Win’s
“Bright?” Keempat pria yang sedang berbagi cerita itu reflek terdiam ketika melihat sosok Bright yang tiba-tiba datang.
“Nih,” tidak berniat menyapa orangtuanya, pria itu langsung menyerahkan paper bag coklat yang ia bawa untuk Win.
“Eh? thanks,” Ucap Win yang langsung menerima paper bag-nya. Ia masih bingung dengan situasinya, padahal dirinya sudah tau rencana Bright untuk menyusul mereka.
“Katanya kamu sibuk, kok nyusul?” Tanya Podd yang masih bingung melihat kedatangan anak sulungnya itu.
Bright mengendik,
“Pengen aja.” Balas Bright santai.
“Kerjaan kamu udah selesai bang?” Bright ngangguk.
“Udah pa, klien selesai lebih cepat dari perkiraan.”
“Duduk sini,” Gawin menepuk kursi di sampingnya yang di-iyakan Bright.
Win menggaruk pipinya, sebelum menyadari jika ada yang lebih bingung dengan situasi mereka.
“Bright, kenalin ini bang Tay.” Bright noleh, tatapannya bertemu dengan Tay.
“Bang Tay, ini Bright yang pernah Win ceritain.” Tay ngangguk, keduanya bersalaman.
“Gue kira lu bakal sama dokter itu.” Ucap Bright.
“Hah? Dokter?” Win mengernyit.
“Oh! Luke maksud lu?” Bright ngangguk.
“Gak ada alasan kenapa gue harus bawa Luke kesini.”
“Luke siapa?” Tanya Podd penasaran, nama baru untuknya.
“Yang mau di jodohin sama Win.” Balas Bright santai, berbeda dengan Win yang masih belum terbiasa dengan situasi saat ini.
“Ohh, papo kira itu Tay. Makanya Win ngajak Tay kesini.”
“Jadi Tay ini siapanya Win?” Tanya Gawin ke arah Tay yang ikut bingung dengan pembicaraan keluarga Bright.
Apa semua keluarga Bright suka blak-blakan gini kalo ngomong?
“Kok bisa keluarga lu mikir gue pacarnya Win?” Bright noleh, Tay mendekat ke arahnya dengan dua botol soda.
“Karena itu hal yang paling masuk akal.” Balas pria itu sambil menerima botol soda dari Tay.
“Gue kira mereka taunya Win pacar lu.”
“Gue udah jujur dari pertama, jadi mereka udah tau kalo gue sama Win biasa aja.” Tay ngangguk.

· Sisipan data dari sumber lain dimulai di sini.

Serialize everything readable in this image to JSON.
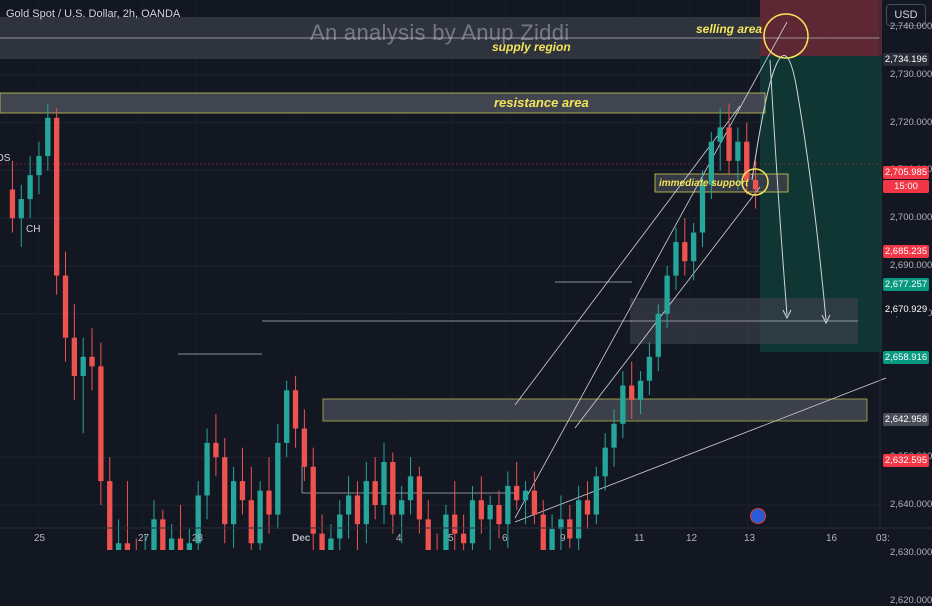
{
  "header": {
    "symbol": "Gold Spot / U.S. Dollar, 2h, OANDA",
    "watermark": "An analysis by Anup Ziddi",
    "currency_button": "USD"
  },
  "annotations": {
    "selling_area": "selling area",
    "supply_region": "supply region",
    "resistance_area": "resistance area",
    "immediate_support": "immediate support",
    "left_os": "OS",
    "left_ch": "CH"
  },
  "colors": {
    "background": "#131722",
    "up_candle": "#26a69a",
    "down_candle": "#ef5350",
    "annotation": "#f5e45a"
  },
  "chart_data": {
    "type": "candlestick",
    "y_ticks": [
      "2,740.000",
      "2,730.000",
      "2,720.000",
      "2,710.000",
      "2,700.000",
      "2,690.000",
      "2,680.000",
      "2,650.000",
      "2,640.000",
      "2,630.000",
      "2,620.000"
    ],
    "x_ticks": [
      "25",
      "27",
      "28",
      "Dec",
      "4",
      "5",
      "6",
      "9",
      "11",
      "12",
      "13",
      "16",
      "03:"
    ],
    "price_tags": [
      {
        "value": "2,734.196",
        "color": "#2a2e39"
      },
      {
        "value": "2,705.985",
        "color": "#f23645"
      },
      {
        "value": "15:00",
        "color": "#f23645"
      },
      {
        "value": "2,685.235",
        "color": "#f23645"
      },
      {
        "value": "2,677.257",
        "color": "#089981"
      },
      {
        "value": "2,670.929",
        "color": "#131722"
      },
      {
        "value": "2,658.916",
        "color": "#089981"
      },
      {
        "value": "2,642.958",
        "color": "#4a4e59"
      },
      {
        "value": "2,632.595",
        "color": "#f23645"
      }
    ],
    "ohlc": [
      [
        2706,
        2712,
        2697,
        2700
      ],
      [
        2700,
        2707,
        2694,
        2704
      ],
      [
        2704,
        2713,
        2700,
        2709
      ],
      [
        2709,
        2716,
        2705,
        2713
      ],
      [
        2713,
        2724,
        2710,
        2721
      ],
      [
        2721,
        2723,
        2684,
        2688
      ],
      [
        2688,
        2693,
        2670,
        2675
      ],
      [
        2675,
        2682,
        2662,
        2667
      ],
      [
        2667,
        2675,
        2655,
        2671
      ],
      [
        2671,
        2677,
        2664,
        2669
      ],
      [
        2669,
        2674,
        2640,
        2645
      ],
      [
        2645,
        2650,
        2620,
        2626
      ],
      [
        2626,
        2637,
        2617,
        2632
      ],
      [
        2632,
        2645,
        2624,
        2628
      ],
      [
        2628,
        2633,
        2615,
        2619
      ],
      [
        2619,
        2634,
        2614,
        2630
      ],
      [
        2630,
        2641,
        2623,
        2637
      ],
      [
        2637,
        2639,
        2618,
        2622
      ],
      [
        2622,
        2636,
        2619,
        2633
      ],
      [
        2633,
        2640,
        2627,
        2629
      ],
      [
        2629,
        2635,
        2623,
        2632
      ],
      [
        2632,
        2645,
        2628,
        2642
      ],
      [
        2642,
        2656,
        2637,
        2653
      ],
      [
        2653,
        2659,
        2646,
        2650
      ],
      [
        2650,
        2654,
        2632,
        2636
      ],
      [
        2636,
        2648,
        2631,
        2645
      ],
      [
        2645,
        2652,
        2638,
        2641
      ],
      [
        2641,
        2648,
        2628,
        2632
      ],
      [
        2632,
        2645,
        2627,
        2643
      ],
      [
        2643,
        2650,
        2634,
        2638
      ],
      [
        2638,
        2657,
        2635,
        2653
      ],
      [
        2653,
        2666,
        2650,
        2664
      ],
      [
        2664,
        2667,
        2652,
        2656
      ],
      [
        2656,
        2660,
        2645,
        2648
      ],
      [
        2648,
        2652,
        2630,
        2634
      ],
      [
        2634,
        2638,
        2620,
        2624
      ],
      [
        2624,
        2636,
        2621,
        2633
      ],
      [
        2633,
        2641,
        2627,
        2638
      ],
      [
        2638,
        2646,
        2633,
        2642
      ],
      [
        2642,
        2645,
        2630,
        2636
      ],
      [
        2636,
        2649,
        2632,
        2645
      ],
      [
        2645,
        2650,
        2637,
        2640
      ],
      [
        2640,
        2653,
        2636,
        2649
      ],
      [
        2649,
        2651,
        2634,
        2638
      ],
      [
        2638,
        2644,
        2632,
        2641
      ],
      [
        2641,
        2650,
        2638,
        2646
      ],
      [
        2646,
        2648,
        2634,
        2637
      ],
      [
        2637,
        2641,
        2626,
        2630
      ],
      [
        2630,
        2634,
        2621,
        2625
      ],
      [
        2625,
        2640,
        2622,
        2638
      ],
      [
        2638,
        2645,
        2630,
        2634
      ],
      [
        2634,
        2638,
        2628,
        2632
      ],
      [
        2632,
        2644,
        2629,
        2641
      ],
      [
        2641,
        2646,
        2634,
        2637
      ],
      [
        2637,
        2642,
        2630,
        2640
      ],
      [
        2640,
        2643,
        2633,
        2636
      ],
      [
        2636,
        2647,
        2631,
        2644
      ],
      [
        2644,
        2649,
        2639,
        2641
      ],
      [
        2641,
        2645,
        2636,
        2643
      ],
      [
        2643,
        2647,
        2636,
        2638
      ],
      [
        2638,
        2641,
        2617,
        2622
      ],
      [
        2622,
        2638,
        2619,
        2635
      ],
      [
        2635,
        2642,
        2630,
        2637
      ],
      [
        2637,
        2640,
        2631,
        2633
      ],
      [
        2633,
        2644,
        2629,
        2641
      ],
      [
        2641,
        2645,
        2635,
        2638
      ],
      [
        2638,
        2648,
        2636,
        2646
      ],
      [
        2646,
        2655,
        2643,
        2652
      ],
      [
        2652,
        2660,
        2648,
        2657
      ],
      [
        2657,
        2668,
        2654,
        2665
      ],
      [
        2665,
        2670,
        2658,
        2662
      ],
      [
        2662,
        2668,
        2659,
        2666
      ],
      [
        2666,
        2674,
        2663,
        2671
      ],
      [
        2671,
        2682,
        2668,
        2680
      ],
      [
        2680,
        2690,
        2677,
        2688
      ],
      [
        2688,
        2698,
        2685,
        2695
      ],
      [
        2695,
        2700,
        2688,
        2691
      ],
      [
        2691,
        2699,
        2687,
        2697
      ],
      [
        2697,
        2710,
        2694,
        2707
      ],
      [
        2707,
        2718,
        2704,
        2716
      ],
      [
        2716,
        2723,
        2710,
        2719
      ],
      [
        2719,
        2724,
        2709,
        2712
      ],
      [
        2712,
        2719,
        2706,
        2716
      ],
      [
        2716,
        2720,
        2705,
        2708
      ],
      [
        2708,
        2712,
        2702,
        2706
      ]
    ]
  }
}
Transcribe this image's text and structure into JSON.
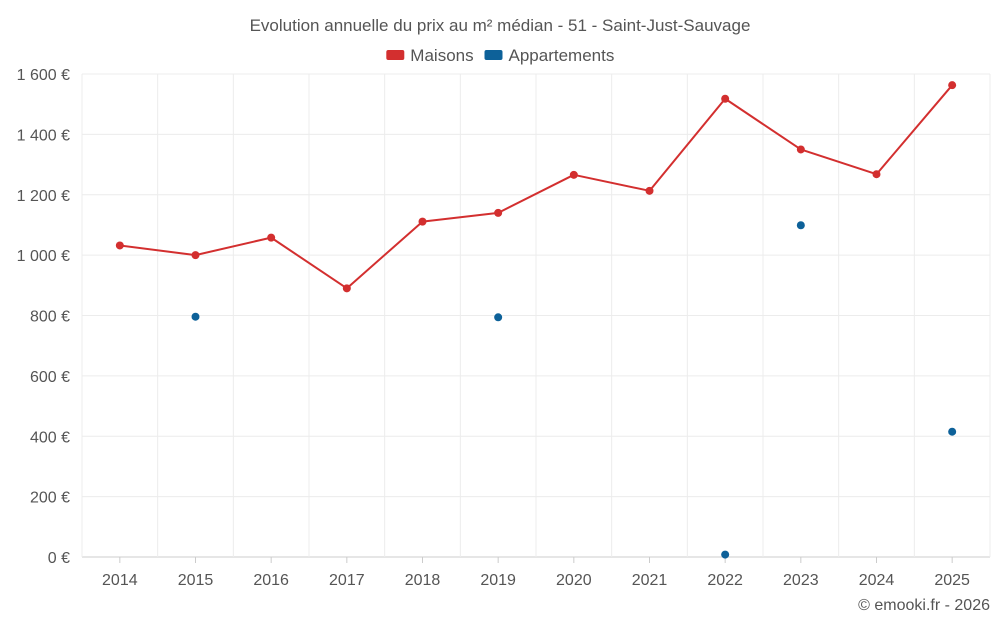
{
  "chart_data": {
    "type": "line",
    "title": "Evolution annuelle du prix au m² médian - 51 - Saint-Just-Sauvage",
    "xlabel": "",
    "ylabel": "",
    "categories": [
      "2014",
      "2015",
      "2016",
      "2017",
      "2018",
      "2019",
      "2020",
      "2021",
      "2022",
      "2023",
      "2024",
      "2025"
    ],
    "ylim": [
      0,
      1600
    ],
    "yticks": [
      0,
      200,
      400,
      600,
      800,
      1000,
      1200,
      1400,
      1600
    ],
    "ytick_labels": [
      "0 €",
      "200 €",
      "400 €",
      "600 €",
      "800 €",
      "1 000 €",
      "1 200 €",
      "1 400 €",
      "1 600 €"
    ],
    "grid": true,
    "legend_position": "top-center",
    "series": [
      {
        "name": "Maisons",
        "color": "#d32f2f",
        "line": true,
        "values": [
          1032,
          1000,
          1058,
          890,
          1111,
          1140,
          1266,
          1213,
          1518,
          1350,
          1268,
          1563
        ]
      },
      {
        "name": "Appartements",
        "color": "#0d6199",
        "line": false,
        "values": [
          null,
          796,
          null,
          null,
          null,
          794,
          null,
          null,
          8,
          1099,
          null,
          415
        ]
      }
    ]
  },
  "footer": {
    "credit": "© emooki.fr - 2026"
  }
}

Keduanya menatap hamparan sawah dalam diam,
“Gue emang belum pernah ketemu langsung sama abangnya Win, tapi salah satu temen gue bilang kalo sepupunya nikah sama abangnya Win.”
“Dan gue pernah sekilas liat suaminya sepupu temen gue di studio, gue yakin itu gak mirip lu.” Tay ngangguk, menegak sodanya sebelum menjawab Bright.
“Gue bukan abangnya Win, gue sahabat abangnya.”
“Ceritanya panjang, tapi Win udah gue anggap adek sendiri. Gue sama Jumpol, abangnya Win, udah kayak body guard-nya itu anak dari jaman sekolah.” Lanjut Tay sambil melirik Win yang membantu orang tua Bright menyiapkan makan siang.
“Jadi kalian kenal dari lama?”
“Iya, lumayan.”
“Wajar kalo ortu gue ngira lu pacar dia.” Tay terkekeh.
“You know, there are friends, there is family, and then there is friend that become family. Gue yang terakhir.” Balas Tay pelan.
“Berapa lama lu kenal Win?” Tanyanya balik.
“Hmm not sure, tapi mungkin dua-tiga bulan.” Tay ngangguk.
“Gak nanya gue kenal Win darimana?”
“Gue tau, Win udah cerita. Thanks to help him.”
“Kenapa lu yang say thanks?”
“Karena gue abangnya,”
“Gue paham dia butuh bantuan banget waktu itu, dan lu bantuin dia.”
“Gak sengaja.”
“I know but still I wanna say thanks for that. Jumpol juga titip salam buat lu.” Bright ngangguk.
Lagi, keduanya terdiam.
“Bright.”
“Ya?”
“Win emang luarnya kelihatan he’s really fine.” Ucap pria yang lebih tua.
“But we never know his heart, right?” Lanjutnya sambil memutar tubuhnya ke arah Bright.
“What do you mean?” Tanya Bright balik.
Keduanya berhadapan.
“Bang Tay! Bright! Ayo makan!”
“Just don’t play with fire.” Bisik Tay pelan sebelum meninggalkan ekspresi bingung Bright.